Yes, it is good that GM lost less money last quarter than in previous quarters, but it is not necessarily a sign that GM is 'turning its business around'... just as reports that there were fewer layoffs last month than in previous months isn't necessarily a sign that the economy is turning around.

A company that is losing $1 billion is in better shape than a company that is losing $5 billion, just as an economy that is shedding 500,000 jobs a month is in better shape that an economy that is shedding 600,000 jobs a month. But a reduction in the 'burn rate' can't be extrapolated into a projection of profitability in the case of GM or growth in jobs in the case of the economy as a whole.

Let's start with GM: they lost less money due to a combination of expense cuts and a small growth in the number of cars sold. A lot of companies can cut their way to profitability, but GM doesn't have that option as their union contracts limit GM management's ability to keep cutting. Thus, GM profitability is likely to depend on GM selling a lot more cars than it is now.

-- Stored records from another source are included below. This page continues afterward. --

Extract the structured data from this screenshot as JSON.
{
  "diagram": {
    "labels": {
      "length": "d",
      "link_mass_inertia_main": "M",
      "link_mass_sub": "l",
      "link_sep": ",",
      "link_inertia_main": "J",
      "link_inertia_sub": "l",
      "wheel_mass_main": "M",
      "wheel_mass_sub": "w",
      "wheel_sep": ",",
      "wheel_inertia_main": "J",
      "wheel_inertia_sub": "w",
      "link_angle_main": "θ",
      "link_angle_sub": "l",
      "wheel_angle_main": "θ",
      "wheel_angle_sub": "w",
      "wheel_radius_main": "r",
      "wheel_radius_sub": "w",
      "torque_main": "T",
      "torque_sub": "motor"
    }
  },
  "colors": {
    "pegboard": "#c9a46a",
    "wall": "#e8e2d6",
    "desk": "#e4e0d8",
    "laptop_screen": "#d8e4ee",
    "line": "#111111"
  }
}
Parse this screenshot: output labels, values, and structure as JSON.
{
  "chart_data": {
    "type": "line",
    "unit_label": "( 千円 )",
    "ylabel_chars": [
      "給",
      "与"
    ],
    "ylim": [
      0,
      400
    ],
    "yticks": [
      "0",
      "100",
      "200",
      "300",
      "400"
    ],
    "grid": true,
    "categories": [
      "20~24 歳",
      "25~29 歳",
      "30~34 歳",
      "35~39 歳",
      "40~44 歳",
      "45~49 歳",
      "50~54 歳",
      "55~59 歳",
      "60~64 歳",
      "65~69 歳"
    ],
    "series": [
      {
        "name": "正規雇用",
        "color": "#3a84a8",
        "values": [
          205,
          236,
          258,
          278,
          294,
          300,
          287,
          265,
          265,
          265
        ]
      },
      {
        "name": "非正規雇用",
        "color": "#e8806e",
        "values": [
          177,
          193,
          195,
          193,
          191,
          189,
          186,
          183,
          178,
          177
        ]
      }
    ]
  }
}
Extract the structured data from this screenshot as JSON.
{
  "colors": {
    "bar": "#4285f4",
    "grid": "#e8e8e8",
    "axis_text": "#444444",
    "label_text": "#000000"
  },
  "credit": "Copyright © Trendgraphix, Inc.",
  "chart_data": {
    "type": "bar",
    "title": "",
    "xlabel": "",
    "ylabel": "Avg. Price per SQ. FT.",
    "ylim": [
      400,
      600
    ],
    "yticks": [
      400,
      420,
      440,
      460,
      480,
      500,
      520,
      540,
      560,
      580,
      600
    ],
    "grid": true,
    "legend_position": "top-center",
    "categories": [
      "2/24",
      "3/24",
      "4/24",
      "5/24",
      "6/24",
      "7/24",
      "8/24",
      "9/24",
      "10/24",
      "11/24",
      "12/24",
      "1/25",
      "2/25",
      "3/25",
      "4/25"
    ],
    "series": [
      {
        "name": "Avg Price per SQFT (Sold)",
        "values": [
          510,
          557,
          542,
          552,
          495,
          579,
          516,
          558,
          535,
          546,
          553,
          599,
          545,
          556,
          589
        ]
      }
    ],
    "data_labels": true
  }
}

And that is going to be tough to do. With economies down across the globe, growth in one area will likely be offset with declines elsewhere. Other car companies are going to be competing for the customers that exist. And GM's customer base is going to take a hit due to boycotts over GM getting a bailout and GM slashing brands and dealerships. Add to that GM having a bad reputation in terms of product quality and I don't see where the growth is going to come from that GM needs to be profitable.

As for the economy, getting businesses to step back from the ledge and stop cutting jobs is one thing. But it is a different game altogether to get businesses optimistic enough to go out and start hiring... and hiring is what drives economic growth over the long term.

And what is the prognosis for businesses starting to feel so good about the future that they're going to start hiring? Not good in my mind. The health care reform battle scares businesses, they don't know the extent to which they'll be forced to spend more on their employee's health care... so why hire anyone new until things get sorted out? They also don't see a business friendly Washington, they feel Washington is more likely to pass additional business-unfriendly regulations and tax hikes than anything they feel would be considered pro-growth. They see stimulus money going to state and local governments and not the private sector. They see a White House whose most frequent visitor was a labor leader who wants to make it even easier to organize unions at union-free businesses.

So my guess is that GM is nowhere near becoming long-term profitable... and the economy is nowhere near growing again. Reductions in losses are nice... but they're not growth... and I don't see the foundation for real positive news on either front.